Friday, December 02, 2011

Meditators 'R' Us

The how to meditate for kids video received a bit of a mixed response; lots of people have said how useful it will be, which is honestly what I expected - hence the effort put into making it. Some people were turned off by it, most especially the 15 seconds mentioning that meditators can gain magical powers, which I guess is a taboo among secularists. But it's all good; this letter and picture alone make the video worthwhile:



I'm watching the video you made for kids over and over (with my kids) because that's the level I am at for understanding and practicing meditation.

I'm really impressed by how much my kids love it. My son is completely captivated with it. My daughter doesn't quite understand the point yet. But she is 7 and up until she was 5 she used to claim that she never ever slept because she was only aware of being awake. We always laughed when she said this and eventually she realized what sleep was. So I think she will also come to understand the goal of meditation. For now, she forgets the word and calls it hesitation. My son says, "let's meditate" and she says, "yeah, let's hesitate." Another funny thing is that my kids noticed your accent right away.
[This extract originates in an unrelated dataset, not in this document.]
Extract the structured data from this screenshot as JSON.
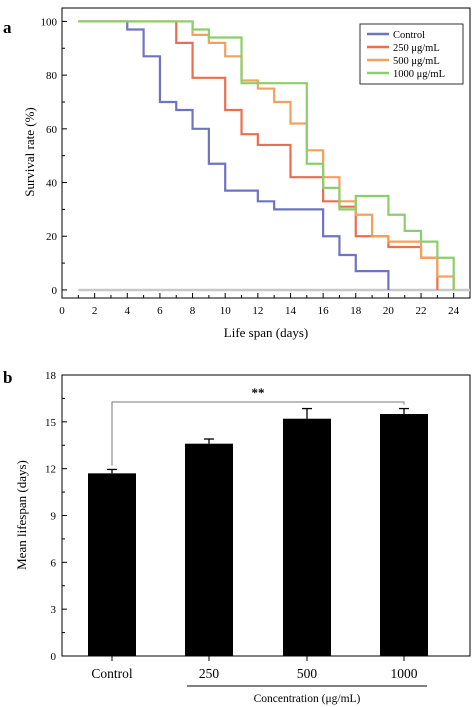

My daughter says you have a texture to your speech. I wonder where she came up with that. I told them you have a pretty typical Canadian accent and they were just so confused. I explained that Canada is another country and they speak English slightly differently there. In any case, they like to hear you talk.

My son wants to meditate every chance he gets so I expect to see a lot from that. Even though my daughter doesn't seem to know what the point of meditation is, this morning on the way to school she said, "I feel calm." As you say, this is the value of meditation, to be aware of what you are experiencing. I also heard her last night saying, "happy, happy, happy." So I think she is just going with it without fully understanding.






yo have daharo bhikkhu, yuñjati buddhasāsane.
somaṃ lokaṃ pabhāseti, abbhā muttova candimā.

Who, though young, see the dangers in negligence and
devote themselves to the teachings of the enlightened,
They light up this world like the moon freed from the clouds.